Amid the financial crisis, apparent corruption, and a devastating electoral loss for the AKP, discontentment with the direction of the country under Erdoğan began seeping into the party itself. Among those who criticized his leadership after the municipal elections were former president Gül and former prime minister Davutoğlu.Later that year Davutoğlu formed the Future Party (Gelecek Partisi), a conservative party that sought to reverse Turkey’s trend toward autocracy under Erdoğan and to return the government to a parliamentary system. Ali Babacan—another heavyweight from the AKP and a rival of Davutoğlu—founded another party, the Democracy and Progress Party (Demokrasi ve Atılım Partisi; DEVA), in March 2020 with aims similar to those of the Future Party.

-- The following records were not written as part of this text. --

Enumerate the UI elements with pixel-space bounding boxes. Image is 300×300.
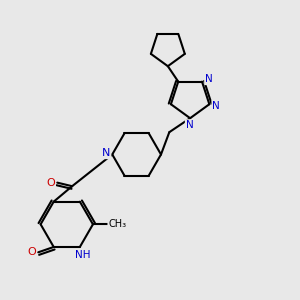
Text: N: N bbox=[205, 74, 213, 84]
Text: CH₃: CH₃ bbox=[108, 219, 126, 229]
Text: O: O bbox=[27, 247, 36, 257]
Text: NH: NH bbox=[75, 250, 91, 260]
Text: N: N bbox=[212, 101, 220, 111]
Text: O: O bbox=[46, 178, 55, 188]
Text: N: N bbox=[102, 148, 110, 158]
Text: N: N bbox=[186, 120, 194, 130]
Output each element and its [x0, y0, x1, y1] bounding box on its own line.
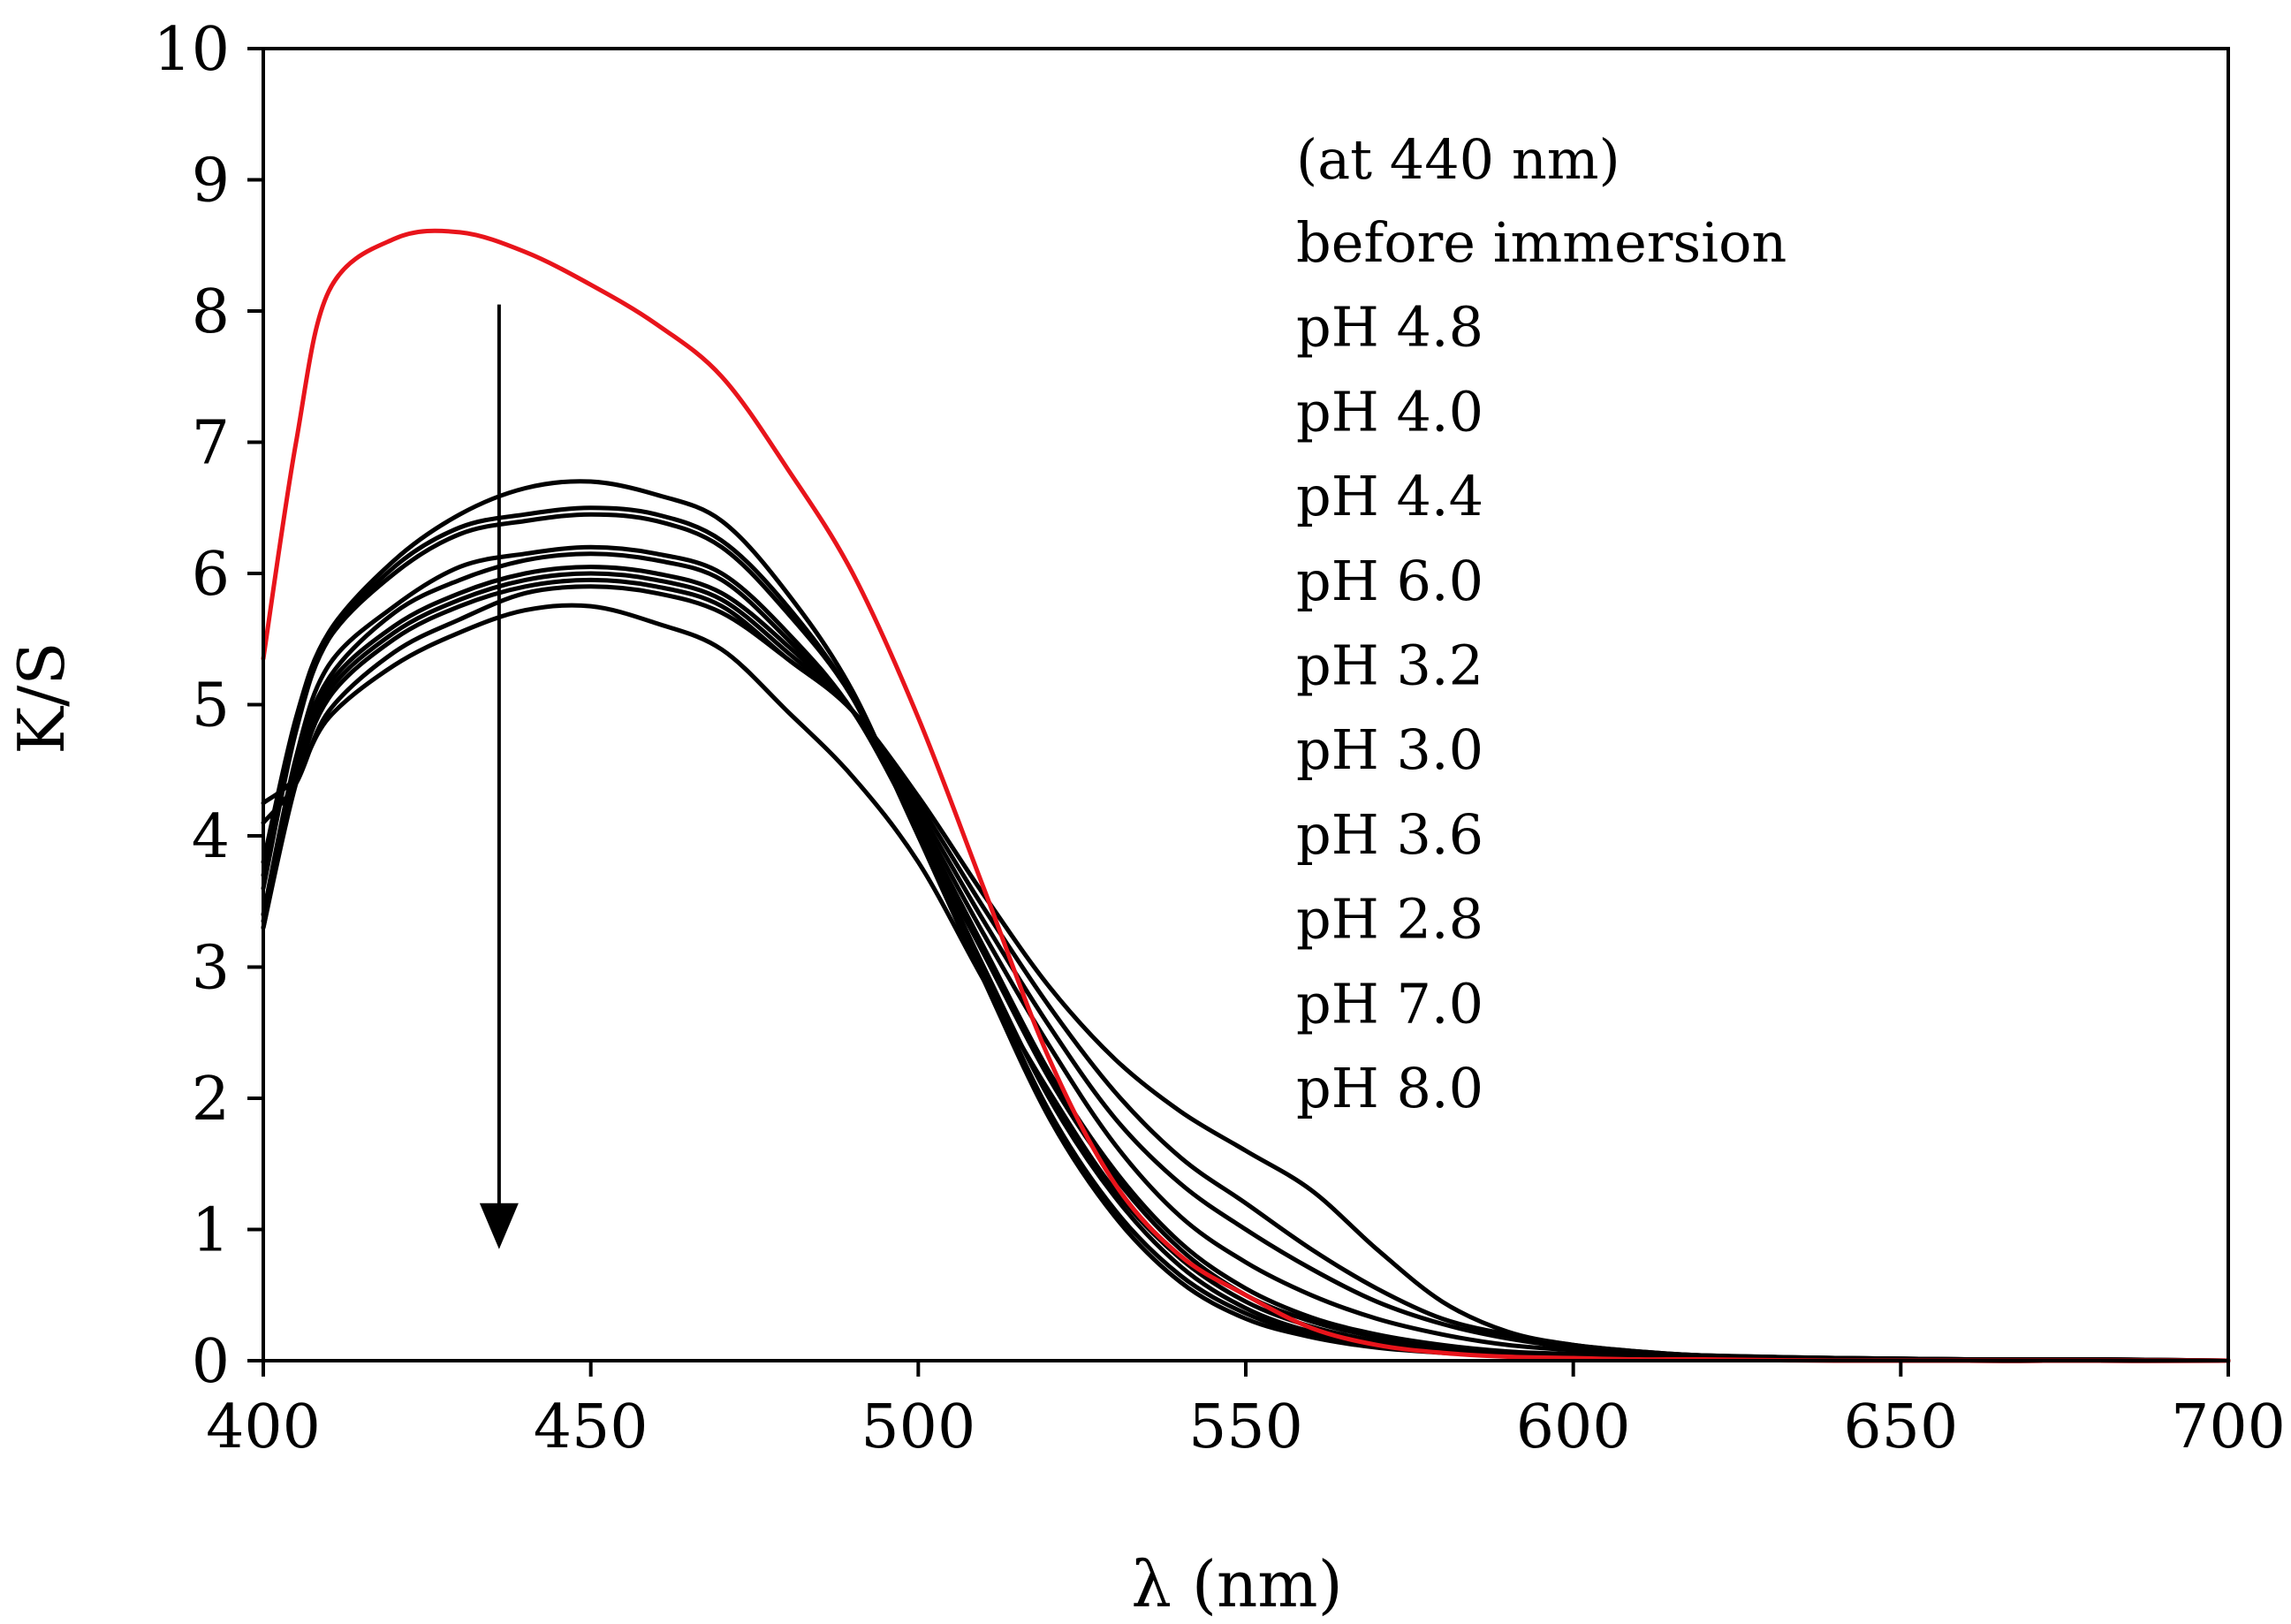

While Turkey was one of a handful of countries to register economic growth in the first year of the global COVID-19 pandemic, its financial crisis grew worse. In November, after the lira had lost nearly a third of its value since January, Erdoğan replaced the governor of the central bank, and the country began loosening its grip on finance. His son-in-law resigned from his post as finance minister that same month and was replaced by a market-friendly technocrat. As the new governor of the central bank hiked interest rates, however, he too was replaced, in March 2021.
Meanwhile, Erdoğan faced backlash for tightening his control over academic freedom. On New Year’s Day, 2021, he appointed a party loyalist with marred academic credentials to oversee one of the country’s top universities, whose long-standing self-governance had until that point allowed its operations to remain independent of government intervention. Despite protests against the appointment, which were met with a harsh response and drew attention nationwide, Erdoğan continued to exert his influence on the university by issuing directions for his appointee to implement regarding the university’s administration. The protests persisted throughout the spring term and into the summer term, and on July 15 Erdoğan removed his appointee but did not give any indication that he would restore the university’s independence.